Farmers save time and cost of transportation – especially if they are vegetable growers and need to go to the market approximately every four days. By optimising transport based on the volume of produce, the aggregator too is able to control cost and gets better market prices with stronger negotiation power for bulk selling.

The model leverages digital technology to ensure transparency, efficiency and trust between the aggregator and farmer. When the aggregator collects the produce from farms, they use digital weighing machines to measure the quantity collected by each farmer. They also use separate sacks for each farmer to ensure those farmers with higher quality produce get better prices. After selling the produce, they log each transaction in the mobile app which generates an SMS receipt for each farmer. The farmer can also call the buyer and verify the price in the receipt. A mobile helpline for farmers that is channelled to a Digital Green field staff also assists with troubleshooting.

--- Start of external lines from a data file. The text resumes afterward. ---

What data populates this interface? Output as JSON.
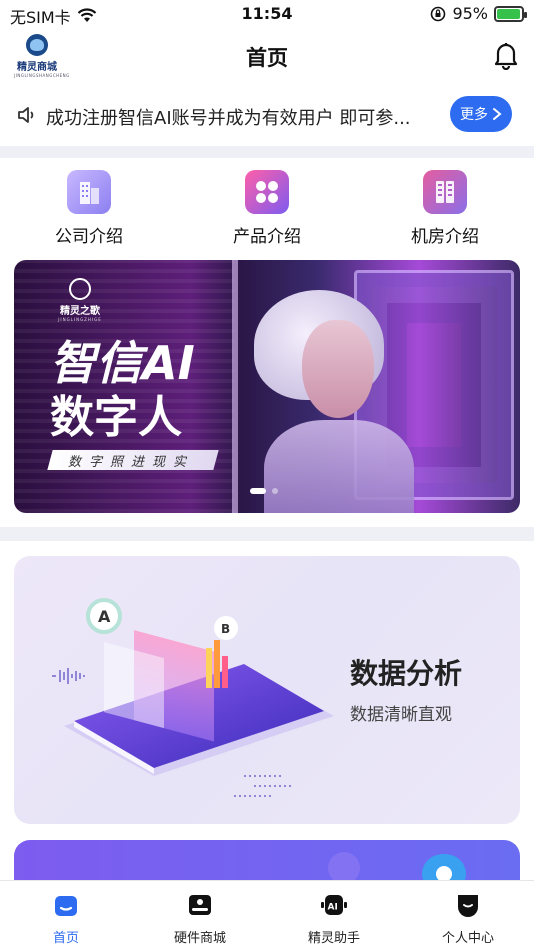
{
  "status_bar": {
    "carrier": "无SIM卡",
    "time": "11:54",
    "battery_percent": "95%",
    "battery_level": 0.95
  },
  "header": {
    "logo_text": "精灵商城",
    "logo_subtext": "JINGLINGSHANGCHENG",
    "title": "首页"
  },
  "notice": {
    "text": "成功注册智信AI账号并成为有效用户 即可参...",
    "more_label": "更多"
  },
  "quick_links": [
    {
      "label": "公司介绍",
      "icon": "building-icon",
      "color": "#8b7ff0"
    },
    {
      "label": "产品介绍",
      "icon": "clover-icon",
      "color": "#e0507a"
    },
    {
      "label": "机房介绍",
      "icon": "server-icon",
      "color": "#8a6ee8"
    }
  ],
  "banner": {
    "brand_name": "精灵之歌",
    "brand_sub": "JINGLINGZHIGE",
    "headline_1": "智信AI",
    "headline_2": "数字人",
    "tagline": "数字照进现实",
    "slides": 2,
    "active_slide": 1
  },
  "feature_card": {
    "title": "数据分析",
    "subtitle": "数据清晰直观",
    "marker_a": "A",
    "marker_b": "B"
  },
  "tabbar": {
    "items": [
      {
        "label": "首页",
        "icon": "home-icon",
        "active": true
      },
      {
        "label": "硬件商城",
        "icon": "hardware-icon",
        "active": false
      },
      {
        "label": "精灵助手",
        "icon": "ai-assistant-icon",
        "active": false
      },
      {
        "label": "个人中心",
        "icon": "profile-icon",
        "active": false
      }
    ]
  },
  "colors": {
    "accent": "#2d6cf0",
    "page_divider": "#eef0f6"
  }
}
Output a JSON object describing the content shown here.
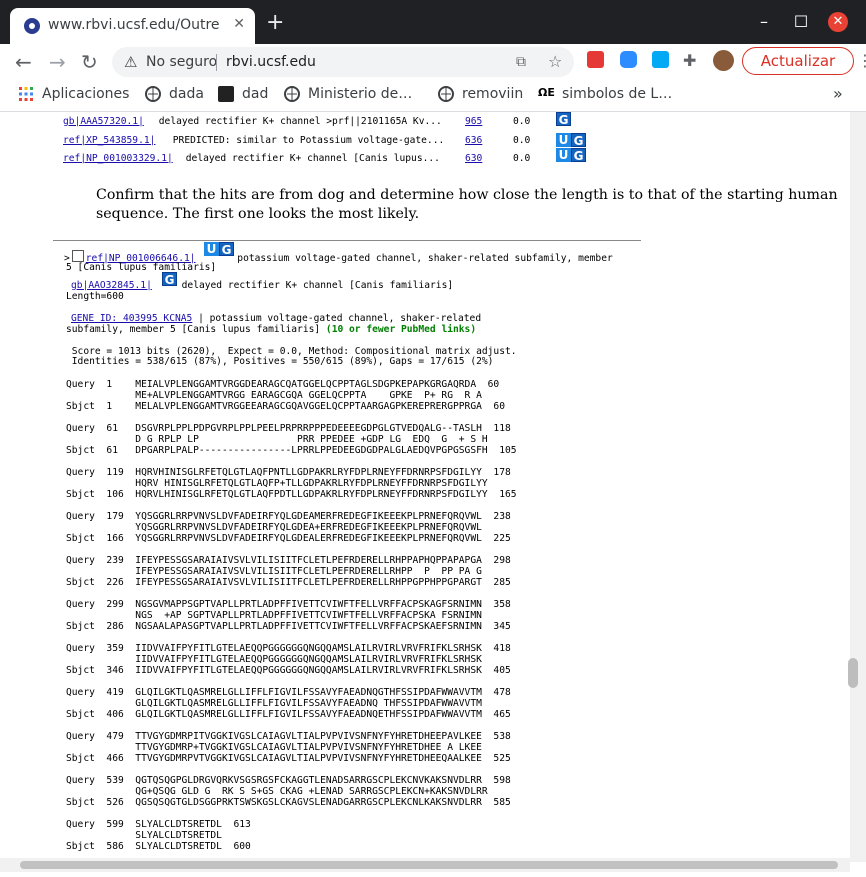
{
  "browser": {
    "tab_title": "www.rbvi.ucsf.edu/Outre",
    "tab_close": "✕",
    "new_tab": "+",
    "security_label": "No seguro",
    "url": "rbvi.ucsf.edu",
    "update_label": "Actualizar",
    "bookmarks": [
      {
        "label": "Aplicaciones",
        "icon": "apps-grid-icon"
      },
      {
        "label": "dada",
        "icon": "globe-icon"
      },
      {
        "label": "dad",
        "icon": "site-icon"
      },
      {
        "label": "Ministerio de…",
        "icon": "globe-icon"
      },
      {
        "label": "removiin",
        "icon": "globe-icon"
      },
      {
        "label": "simbolos de L…",
        "icon": "site-icon"
      }
    ],
    "bookmarks_more": "»"
  },
  "hits": [
    {
      "acc": "gb|AAA57320.1|",
      "desc": " delayed rectifier K+ channel >prf||2101165A Kv...",
      "score": " 965",
      "evalue": "0.0",
      "icons": "G"
    },
    {
      "acc": "ref|XP_543859.1|",
      "desc": " PREDICTED: similar to Potassium voltage-gate...",
      "score": " 636",
      "evalue": "0.0",
      "icons": "UG"
    },
    {
      "acc": "ref|NP_001003329.1|",
      "desc": " delayed rectifier K+ channel [Canis lupus...",
      "score": " 630",
      "evalue": "0.0",
      "icons": "UG"
    }
  ],
  "instruction": "Confirm that the hits are from dog and determine how close the length is to that of the starting human sequence. The first one looks the most likely.",
  "record": {
    "marker": ">",
    "acc1": "ref|NP_001006646.1|",
    "desc1": " potassium voltage-gated channel, shaker-related subfamily, member",
    "desc1b": "5 [Canis lupus familiaris]",
    "acc2": "gb|AAO32845.1|",
    "desc2": " delayed rectifier K+ channel [Canis familiaris]",
    "length": "Length=600",
    "gene_link": "GENE ID: 403995 KCNA5",
    "gene_desc": " | potassium voltage-gated channel, shaker-related",
    "gene_desc2": "subfamily, member 5 [Canis lupus familiaris] ",
    "pubmed": "(10 or fewer PubMed links)",
    "score_line": " Score = 1013 bits (2620),  Expect = 0.0, Method: Compositional matrix adjust.",
    "ident_line": " Identities = 538/615 (87%), Positives = 550/615 (89%), Gaps = 17/615 (2%)"
  },
  "alignment": [
    {
      "q": "Query  1    MEIALVPLENGGAMTVRGGDEARAGCQATGGELQCPPTAGLSDGPKEPAPKGRGAQRDA  60",
      "m": "            ME+ALVPLENGGAMTVRGG EARAGCGQA GGELQCPPTA    GPKE  P+ RG  R A",
      "s": "Sbjct  1    MELALVPLENGGAMTVRGGEEARAGCGQAVGGELQCPPTAARGAGPKEREPRERGPPRGA  60"
    },
    {
      "q": "Query  61   DSGVRPLPPLPDPGVRPLPPLPEELPRPRRPPPEDEEEEGDPGLGTVEDQALG--TASLH  118",
      "m": "            D G RPLP LP                 PRR PPEDEE +GDP LG  EDQ  G  + S H",
      "s": "Sbjct  61   DPGARPLPALP----------------LPRRLPPEDEEGDGDPALGLAEDQVPGPGSGSFH  105"
    },
    {
      "q": "Query  119  HQRVHINISGLRFETQLGTLAQFPNTLLGDPAKRLRYFDPLRNEYFFDRNRPSFDGILYY  178",
      "m": "            HQRV HINISGLRFETQLGTLAQFP+TLLGDPAKRLRYFDPLRNEYFFDRNRPSFDGILYY",
      "s": "Sbjct  106  HQRVLHINISGLRFETQLGTLAQFPDTLLGDPAKRLRYFDPLRNEYFFDRNRPSFDGILYY  165"
    },
    {
      "q": "Query  179  YQSGGRLRRPVNVSLDVFADEIRFYQLGDEAMERFREDEGFIKEEEKPLPRNEFQRQVWL  238",
      "m": "            YQSGGRLRRPVNVSLDVFADEIRFYQLGDEA+ERFREDEGFIKEEEKPLPRNEFQRQVWL",
      "s": "Sbjct  166  YQSGGRLRRPVNVSLDVFADEIRFYQLGDEALERFREDEGFIKEEEKPLPRNEFQRQVWL  225"
    },
    {
      "q": "Query  239  IFEYPESSGSARAIAIVSVLVILISIITFCLETLPEFRDERELLRHPPAPHQPPAPAPGA  298",
      "m": "            IFEYPESSGSARAIAIVSVLVILISIITFCLETLPEFRDERELLRHPP  P  PP PA G",
      "s": "Sbjct  226  IFEYPESSGSARAIAIVSVLVILISIITFCLETLPEFRDERELLRHPPGPPHPPGPARGT  285"
    },
    {
      "q": "Query  299  NGSGVMAPPSGPTVAPLLPRTLADPFFIVETTCVIWFTFELLVRFFACPSKAGFSRNIMN  358",
      "m": "            NGS  +AP SGPTVAPLLPRTLADPFFIVETTCVIWFTFELLVRFFACPSKA FSRNIMN",
      "s": "Sbjct  286  NGSAALAPASGPTVAPLLPRTLADPFFIVETTCVIWFTFELLVRFFACPSKAEFSRNIMN  345"
    },
    {
      "q": "Query  359  IIDVVAIFPYFITLGTELAEQQPGGGGGGQNGQQAMSLAILRVIRLVRVFRIFKLSRHSK  418",
      "m": "            IIDVVAIFPYFITLGTELAEQQPGGGGGGQNGQQAMSLAILRVIRLVRVFRIFKLSRHSK",
      "s": "Sbjct  346  IIDVVAIFPYFITLGTELAEQQPGGGGGGQNGQQAMSLAILRVIRLVRVFRIFKLSRHSK  405"
    },
    {
      "q": "Query  419  GLQILGKTLQASMRELGLLIFFLFIGVILFSSAVYFAEADNQGTHFSSIPDAFWWAVVTM  478",
      "m": "            GLQILGKTLQASMRELGLLIFFLFIGVILFSSAVYFAEADNQ THFSSIPDAFWWAVVTM",
      "s": "Sbjct  406  GLQILGKTLQASMRELGLLIFFLFIGVILFSSAVYFAEADNQETHFSSIPDAFWWAVVTM  465"
    },
    {
      "q": "Query  479  TTVGYGDMRPITVGGKIVGSLCAIAGVLTIALPVPVIVSNFNYFYHRETDHEEPAVLKEE  538",
      "m": "            TTVGYGDMRP+TVGGKIVGSLCAIAGVLTIALPVPVIVSNFNYFYHRETDHEE A LKEE",
      "s": "Sbjct  466  TTVGYGDMRPVTVGGKIVGSLCAIAGVLTIALPVPVIVSNFNYFYHRETDHEEQAALKEE  525"
    },
    {
      "q": "Query  539  QGTQSQGPGLDRGVQRKVSGSRGSFCKAGGTLENADSARRGSCPLEKCNVKAKSNVDLRR  598",
      "m": "            QG+QSQG GLD G  RK S S+GS CKAG +LENAD SARRGSCPLEKCN+KAKSNVDLRR",
      "s": "Sbjct  526  QGSQSQGTGLDSGGPRKTSWSKGSLCKAGVSLENADGARRGSCPLEKCNLKAKSNVDLRR  585"
    },
    {
      "q": "Query  599  SLYALCLDTSRETDL  613",
      "m": "            SLYALCLDTSRETDL",
      "s": "Sbjct  586  SLYALCLDTSRETDL  600"
    }
  ]
}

The traditional market system in Bangladesh is not gender inclusive. However, with trusted relationships with the aggregators, women heads of household were also able to get reliable access to markets and better prices for their produce and this encouraged more women farmers to cultivate home-stead gardening.

From April 2017, through this service, we have transported approx. 2.6 million kg of vegetables and ensured $1 million in payments. We have about 2,300 active farmers using the service and each farmer saves 3-5 hours of their time each week and we have seen an indication of 12-15% income increase through this service. These numbers are driven by the highly motivated, young entrepreneurs who take pride in the hard work of vegetable aggregation and transportation from dawn till dusk.

Due to the trust and respect aggregators built within their communities, DLEC was able to link them with Care Krishi Utsho, an enterprise of Care Bangladesh, to provide quality organic inputs to farmers. This partnership resulted in the aggregators gaining access to an added income source as mobile sales-agents of Krishi Utsho selling quality inputs to smallholder farmers. The aggregators also become a focal point for public sector extension agents, linking them up with smallholder farmers to provide demand-driven, timely and relevant advisory.

The success of DLEC’s market access engagement catalyzed additional interest and funding from The Government of the Netherlands to expand the program to additional geography within Bangladesh as part of the Profitable Opportunities for Food Security project implemented by ICCO Cooperation. SNV Netherlands Development Organization leveraged the DLEC aggregators to share weather advisory, plant & growth tips and pest outbreak alerts via their Fosholi app. And the School of Oriental & African Studies at the University of London is investing resources to study how to integrate nutrition, gender and climate resilience into the aggregator-led market access model.